We estimate that the market is worth $240 billion. This represents about 5 percent of China’s GDP. It could reach $600 billion in ten years. It will reach $480 billion if China’s health spending keeps up with its projected GDP growth. However, we believe it will rise faster than GDP due to better insurance coverage, access to high-quality healthcare, and rising demand (related to aging, urbanization and lifestyle changes). The market could grow by $150 billion if health care spending reaches 6.5 percent of GDP by 2018.
The primary goal of the reforms is to provide universal access to basic health services. This will ensure that the government continues to be the dominant market player, particularly from a delivery perspective. The changes make it easier for private companies to join the market by clarifying the roles of public payers and providers, identifying niches for them, and making the operating environment transparenter and more fair for them.
Payers have many options
Private health insurance is a minor part of China’s market, but it is still significant, considering China’s population. In 2008, the premiums reached $8.4 Billion. If this spending increases at the same rate as we expect and the role of the private sector in health insurance grows, the market could reach $90billion by 2020.

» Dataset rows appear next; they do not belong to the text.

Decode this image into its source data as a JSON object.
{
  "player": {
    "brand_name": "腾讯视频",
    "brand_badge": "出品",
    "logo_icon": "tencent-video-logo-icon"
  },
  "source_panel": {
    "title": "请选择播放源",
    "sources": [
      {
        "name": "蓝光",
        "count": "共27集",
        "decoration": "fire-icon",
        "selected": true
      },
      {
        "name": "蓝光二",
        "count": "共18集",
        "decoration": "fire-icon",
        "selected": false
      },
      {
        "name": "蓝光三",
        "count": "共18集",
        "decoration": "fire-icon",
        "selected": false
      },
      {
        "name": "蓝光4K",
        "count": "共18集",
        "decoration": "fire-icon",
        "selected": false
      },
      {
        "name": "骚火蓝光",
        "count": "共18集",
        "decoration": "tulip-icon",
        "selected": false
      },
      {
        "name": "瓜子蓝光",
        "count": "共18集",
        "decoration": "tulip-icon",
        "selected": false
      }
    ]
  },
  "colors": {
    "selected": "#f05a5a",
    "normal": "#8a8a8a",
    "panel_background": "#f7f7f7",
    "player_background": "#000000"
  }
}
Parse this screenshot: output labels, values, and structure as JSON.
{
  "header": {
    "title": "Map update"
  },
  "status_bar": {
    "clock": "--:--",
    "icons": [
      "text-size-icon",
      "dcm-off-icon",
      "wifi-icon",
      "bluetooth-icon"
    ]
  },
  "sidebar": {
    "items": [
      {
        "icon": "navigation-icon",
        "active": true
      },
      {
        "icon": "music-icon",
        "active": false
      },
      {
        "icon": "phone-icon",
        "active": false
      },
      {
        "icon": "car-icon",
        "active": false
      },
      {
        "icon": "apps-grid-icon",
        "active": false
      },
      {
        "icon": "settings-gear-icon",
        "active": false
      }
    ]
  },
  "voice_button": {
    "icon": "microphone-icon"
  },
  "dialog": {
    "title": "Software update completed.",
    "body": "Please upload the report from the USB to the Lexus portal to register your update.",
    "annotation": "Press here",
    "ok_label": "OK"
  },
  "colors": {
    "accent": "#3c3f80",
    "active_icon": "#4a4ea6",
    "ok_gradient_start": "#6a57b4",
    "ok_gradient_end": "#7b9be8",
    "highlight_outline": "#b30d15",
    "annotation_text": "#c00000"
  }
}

Private payers have the best options for program management and supplemental coverage. Many Chinese consumers may find additional products that provide supplementary coverage attractive, as the level of coverage offered by public insurance programs will vary widely between different types of insurance and across geographic regions. For example, a product that is tailored to the large population could provide safety net coverage such as reimbursement beyond annual limits. A company could also target wealthy consumers by offering a more complete offer that includes access to top-end hospitals and other services.
Local governments have the opportunity to work with private payers to manage public insurance programs. Some cities and regions have started to partner with private companies in order to tap their expertise in areas such as provider management, enrollment, benefit design, and enrollment. These governments can benefit from the expertise of private companies to help them develop customer insight, optimize product design, and track subscriber data better. In addition, they can show governments how to accelerate the adoption of standard treatment protocols, install performance-monitoring mechanisms, and minimize variations in treatment costs.
To take advantage of these opportunities, a few foreign payers are now entering China’s market. Discovery Holdings, a South African-based health insurance company, acquired a small share in Ping An Health Insurance in 2009. This is one of the largest private Chinese health insurers. WellPoint is also taking the plunge into China’s payer market.